Monday, January 23, 2017

Third Sunday of Ordinary Time - January 22, 2017


Ordinary Time 3

January 22, 2017

Radical Reorientation of Life

 

            You and I are created to become saints.

            Usually when I say that to people, there is a real hesitation. Me? A saint? Not if you knew my life!! What is it that makes someone a saint?

            To be a saint is to have a radical reorientation of your life. No longer can we live for ourselves with our old habits, our old way of doing things – our entire priorities must revolve around Jesus Christ if we are His disciples!

            When Peter, Andrew, James and John encountered Jesus Christ in the Gospel, their lives were radically reoriented. They left their jobs, their security, their comfort zone – because they had met a Person who changed their life. Their priorities were different, their values were different…everything had changed because they encountered Christ. This is what it means to be His disciple – everything is different in life because of Jesus Christ!

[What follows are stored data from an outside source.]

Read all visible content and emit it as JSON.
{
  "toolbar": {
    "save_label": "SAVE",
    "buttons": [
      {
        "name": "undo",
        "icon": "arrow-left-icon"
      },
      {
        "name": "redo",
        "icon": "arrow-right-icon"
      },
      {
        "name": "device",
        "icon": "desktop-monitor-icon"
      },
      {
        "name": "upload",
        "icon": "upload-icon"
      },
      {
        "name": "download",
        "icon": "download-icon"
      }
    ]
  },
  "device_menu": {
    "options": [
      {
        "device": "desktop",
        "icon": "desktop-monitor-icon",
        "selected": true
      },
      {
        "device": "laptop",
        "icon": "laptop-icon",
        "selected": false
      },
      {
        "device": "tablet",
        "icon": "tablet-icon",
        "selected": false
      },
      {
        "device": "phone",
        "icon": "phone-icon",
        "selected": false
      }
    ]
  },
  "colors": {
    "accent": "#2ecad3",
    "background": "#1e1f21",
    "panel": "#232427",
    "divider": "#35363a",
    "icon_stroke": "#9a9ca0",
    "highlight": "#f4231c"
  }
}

            I can testify to that transformative encounter. I grew up in a good Catholic family, but my faith was just something I did because my parents went to church. I didn’t have a real friendship with Christ. I wasn’t a bad person – just fundamentally self-centered. My life as a young teen revolved around baseball, music, and girls. But then, I had a few encounters that changed all that. First, when I was 14, I went to Rome on a pilgrimage with a youth group. Being steeped in the beauty and the history of the Church made me realize that there was more to this Catholic Faith than I initially thought. I remember standing in the Coliseum, the very place where over 10,000 people shed their blood for Jesus Christ, and thinking – these people were willing to die for Him. Would I be willing to die for Him? I realized that these martyrs lived and died for Jesus Christ – why was I living only for myself?

            When I came back, my priorities were rearranged. A year later, my church started Perpetual Adoration – Eucharistic Adoration 24/7. My family signed up for an hour, and I used to go with them. Spending one hour in the presence of Jesus in the Blessed Sacrament really helped me to realize that I was profoundly, personally, passionately loved by Christ – and that my life only made sense if I gave it away to Him radically. How shallow it was to live for wealth, popularity, pleasure! How ridiculous to live for this world when we were created to spend eternity with the God who is madly in love with us! Through these Eucharistic encounters, my life was even more reoriented – towards Him, and away from the empty cares of this world.

            My friends, to be a disciple means that your life must be radically reoriented as well. Christ tells us in the Gospel what that looks like: “Repent, for the Kingdom of God is at hand.”

            First, repent. When I came to Christ I realized I needed to give up my sins and strive to live like He lived – a life of holiness. Sin separates us from the love of God; it makes us selfish and unable to receive the Lord’s love. So a life lived as a disciple is a life of repentance from sin and seeking holiness.

            Second, the Kingdom of God. This Kingdom of God is allowing Jesus Christ to be Lord of every aspect of your life. He must rule over your work life, as you strive to make your work pleasing to Him. He must rule over your marriage, as you practice self-sacrificing love for your spouse, being open to life and overflowing with love. He must rule over your internet and phone use, as you browse websites that glorify Him. He must rule over your recreation, as we seek to act as Christians even on the sports field and in the TV we watch. He must rule even over your inmost thoughts, as we “take every thought captive and make it serve Christ” (as St. Paul tells us).

            And if you have never really had a true encounter with Christ? Pray for one – and then go and seek Him. Seek Him by coming to Mass more frequently. Seek Him by reading Scripture, and reading spiritual books. Seek Him in Eucharistic Adoration. Seek Him in silent daily prayer. Seek Him by going on a retreat or a pilgrimage. He wants to meet you – if you make yourself available. Often times in life we are so distracted by our everyday busyness, our to-do-lists and our technology, that we don’t leave space to encounter Him. But He is found by those who seek Him, because as with Peter and Andrew, He has been seeking you first, and when we encounter Him, it radically reorients everything about our life, until we seek to follow and love Him in this life and in eternity!